Sunday, October 17, 2010

Episode Eight: Stolen Memories

Luthor lures Brainiac to Earth in an attempt to profit from his advanced technology.  Not surprisingly, Brainiac is very interested in meeting Superman.  Sensing his great power, Brainiac gives Clark a taste of the collective knowledge of Krypton, and offers him the rest if he joins him on his mission of gathering knowledge.  The orb of knowledge causes Clark to have nightmares of Krypton's demise, cluing him in to genocidal nature of the AI.  When the transmission with Luthor is taken over by Brainiac, it appears that Earth will be the next planet to fall to Brainiac's mission.  However, Superman is able to fight off Brainiac enough for Lex to destroy his spaceship and all of those gathered orbs.  Superman manages to save the knowledge of Krypton and stores it in a familiar looking mountainous rock formation in the arctic.

Evan:  Brainiac arrives on Earth, bringing Superman another of his major villains.  I think this episode did quite a bit to differentiate Brainiac from Luthor, which is important as they both represent genius villains.  Brainiac's complete lack of emotion (although the imminent loss of the orbs produced some solid fear - like all comics androids he has all of the emotions, but claims to have none) contrasted to Luthor's prideful humanity.  Luthor's greed and ego were on display fully, driving the plot of the episode.  

Interestingly, Luthor was solidly on the side of Superman in this episode.  Early on in the episode I suspected some sort of trap, or a temporary alliance between the two villains, but instead we were presented with Brainiac completely overwhelming Luthor's plans, reducing him to being small and human.  This was emphasized by Luthor and Superman walking together through LexCorp's control room.  Seeing them interact was interesting, and hopefully with the growing number of characters that hate both of them we'll see it again.
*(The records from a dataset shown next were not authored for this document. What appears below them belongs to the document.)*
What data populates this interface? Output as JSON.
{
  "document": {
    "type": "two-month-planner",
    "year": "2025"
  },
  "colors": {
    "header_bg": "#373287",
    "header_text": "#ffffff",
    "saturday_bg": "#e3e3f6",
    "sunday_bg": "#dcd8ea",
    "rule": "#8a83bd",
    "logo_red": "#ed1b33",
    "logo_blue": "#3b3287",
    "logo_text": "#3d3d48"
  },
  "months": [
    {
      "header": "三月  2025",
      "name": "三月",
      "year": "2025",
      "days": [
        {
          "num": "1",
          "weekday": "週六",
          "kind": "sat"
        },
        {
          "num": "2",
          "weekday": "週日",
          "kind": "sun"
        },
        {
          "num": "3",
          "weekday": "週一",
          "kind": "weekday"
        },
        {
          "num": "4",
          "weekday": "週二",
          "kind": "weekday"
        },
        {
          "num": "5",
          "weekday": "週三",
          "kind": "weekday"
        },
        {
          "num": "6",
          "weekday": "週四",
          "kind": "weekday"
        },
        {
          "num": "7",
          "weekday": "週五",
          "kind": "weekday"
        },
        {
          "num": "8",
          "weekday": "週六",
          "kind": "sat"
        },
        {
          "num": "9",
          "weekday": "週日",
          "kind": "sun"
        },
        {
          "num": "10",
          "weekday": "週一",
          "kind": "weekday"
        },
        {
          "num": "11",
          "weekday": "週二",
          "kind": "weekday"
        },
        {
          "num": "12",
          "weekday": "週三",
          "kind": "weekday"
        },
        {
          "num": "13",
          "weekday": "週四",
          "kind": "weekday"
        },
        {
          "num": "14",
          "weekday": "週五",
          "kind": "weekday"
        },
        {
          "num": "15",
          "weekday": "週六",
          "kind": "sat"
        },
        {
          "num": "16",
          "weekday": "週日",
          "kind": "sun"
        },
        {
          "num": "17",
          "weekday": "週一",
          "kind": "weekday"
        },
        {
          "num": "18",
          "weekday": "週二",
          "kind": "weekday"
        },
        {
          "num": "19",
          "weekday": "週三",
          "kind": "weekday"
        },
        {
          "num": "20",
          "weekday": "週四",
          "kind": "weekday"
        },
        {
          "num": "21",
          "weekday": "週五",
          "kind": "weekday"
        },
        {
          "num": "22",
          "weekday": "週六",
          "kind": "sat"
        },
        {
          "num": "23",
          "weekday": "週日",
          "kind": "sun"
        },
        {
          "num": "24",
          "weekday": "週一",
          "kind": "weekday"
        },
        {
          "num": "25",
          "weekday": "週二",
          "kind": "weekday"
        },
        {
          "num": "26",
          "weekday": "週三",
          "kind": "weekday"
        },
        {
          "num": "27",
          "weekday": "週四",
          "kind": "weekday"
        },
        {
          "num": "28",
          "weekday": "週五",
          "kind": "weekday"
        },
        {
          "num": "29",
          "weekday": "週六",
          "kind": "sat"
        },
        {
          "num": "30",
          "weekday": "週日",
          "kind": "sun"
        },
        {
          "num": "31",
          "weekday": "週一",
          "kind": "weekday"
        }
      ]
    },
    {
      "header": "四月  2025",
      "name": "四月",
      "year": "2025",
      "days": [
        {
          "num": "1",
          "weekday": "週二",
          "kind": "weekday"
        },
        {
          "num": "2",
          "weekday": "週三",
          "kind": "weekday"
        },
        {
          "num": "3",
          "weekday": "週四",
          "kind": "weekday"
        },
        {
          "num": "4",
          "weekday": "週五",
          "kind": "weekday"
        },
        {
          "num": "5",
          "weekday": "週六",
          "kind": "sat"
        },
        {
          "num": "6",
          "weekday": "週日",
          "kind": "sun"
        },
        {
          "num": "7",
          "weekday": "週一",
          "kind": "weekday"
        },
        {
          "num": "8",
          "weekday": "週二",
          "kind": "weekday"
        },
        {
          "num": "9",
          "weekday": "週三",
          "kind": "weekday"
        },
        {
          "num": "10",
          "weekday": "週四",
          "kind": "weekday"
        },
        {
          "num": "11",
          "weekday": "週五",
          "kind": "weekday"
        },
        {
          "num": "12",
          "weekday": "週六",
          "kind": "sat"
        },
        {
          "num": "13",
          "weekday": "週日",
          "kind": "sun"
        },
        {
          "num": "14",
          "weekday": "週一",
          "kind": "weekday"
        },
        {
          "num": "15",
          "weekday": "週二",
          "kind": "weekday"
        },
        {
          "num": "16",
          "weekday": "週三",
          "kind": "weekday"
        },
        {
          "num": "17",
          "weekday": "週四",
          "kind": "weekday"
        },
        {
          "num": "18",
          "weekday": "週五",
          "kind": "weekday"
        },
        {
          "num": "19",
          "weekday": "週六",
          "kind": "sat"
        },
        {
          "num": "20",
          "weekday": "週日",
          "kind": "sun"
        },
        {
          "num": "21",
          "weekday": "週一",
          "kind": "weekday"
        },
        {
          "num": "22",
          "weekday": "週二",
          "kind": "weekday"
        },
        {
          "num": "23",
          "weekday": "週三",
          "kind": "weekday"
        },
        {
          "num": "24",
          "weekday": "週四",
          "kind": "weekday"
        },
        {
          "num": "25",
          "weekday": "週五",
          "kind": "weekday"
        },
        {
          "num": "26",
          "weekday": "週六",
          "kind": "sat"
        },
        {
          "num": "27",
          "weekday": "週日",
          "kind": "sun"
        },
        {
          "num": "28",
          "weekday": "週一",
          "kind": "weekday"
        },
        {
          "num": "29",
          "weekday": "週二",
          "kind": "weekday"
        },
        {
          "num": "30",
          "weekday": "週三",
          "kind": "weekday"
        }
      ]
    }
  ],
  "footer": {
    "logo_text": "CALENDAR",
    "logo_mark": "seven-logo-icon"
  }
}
There was one moment I absolutely loved.  After Luthor realizes Brainiac has taken control of his systems, and is moments from accessing all nation's defense grids, he simply sits in his chair and stares straight ahead.  This episode gave us the Luthor of hubris.  Luthor's belief in his own superiority was on display, and his eventual destruction of Brainiac's ship (with the assist of Superman) was the validation of those beliefs.  But still, in that moment of doomsday, Luthor could only blankly, silently watch.  A gripping moment.  Luthor was reduced to a man in a game between gods.

I thought this episode had a simple but effective plot that quickly brought Brainiac to Earth, and assuming they didn't kill off a major villain in a half-hour without build-up, gave him a reason to stay.  I thought the story balanced the tone of the later genocidal aspects of the story with some humour, surprisingly falling mainly to Luthor and his demands for technicians to complete their work in fractions of the time they request.

Lois helped set this episode up and delivered the news to the world about Brainiac while at the same time doing some world class felony trespassing, so I'd say she got in a good workout despite not being a focus in this episode.  Still, it's been a while since we saw a reasonable amount of Lois in an episode.

Kristin: Alright team, I'm feeling a little bit on the ill side today so I'm going to keep this relatively brief. My first question is this: Why does Krypton look like it's straight out of an episode of The Jetsons? Do we automatically assume all space-societies have those previously-remarked-upon spindle buildings and ride around in completely impractical one-man hover cars? Does nobody carpool in space? I'm just not seeing how the Kryptonians got it right by building vertically, but then sprawling their homes fifty feet in the air instead. It's not saving them any space anymore. And it doesn't appear that the ground is being used for anything. So why does everything need to rest on tip-toe?

Secondly, Brainiac reminded me a bit of Hexadecimal from Reboot. I mean, even if we get past the fact that I relate everything to things I watched in the 90s, the removable face mask techno tricks made me think back to a very particular moment in the show when Hexadecimal changed her face or something. So that was something.

I found Superman's emoting after he realized that Brainiac was committing ritual genocide on every society he encountered very endearing. Besides smugness and mean face, I think that's the only real emotion we've seen from him. It was nice to see, but perhaps in a more inspiring episode. This one felt a little bit rushed to introduce as huge a concept as Brainiac. Although I thought the writers handled it as well as they could given the time constraints.

Enough! I'm off to rest my pounding sinuses...

Final Thoughts: Really hated how slowly those robots fought Superman in the first act, but overall it was a nice way to reintroduce Brainiac.

Evan's Episode Rating: 8/10 (Lois Lane Ratio: 0 incompetent / 0 insane) - I loved the dynamic between Superman, Brainiac and Luthor.

Kristin's Episode Rating: 5/10 - Besides the crippling emotional pain of a thousand dead worlds, we've completely regressed on the character aspects in this episode. All plot, no people makes Kristin need more meds.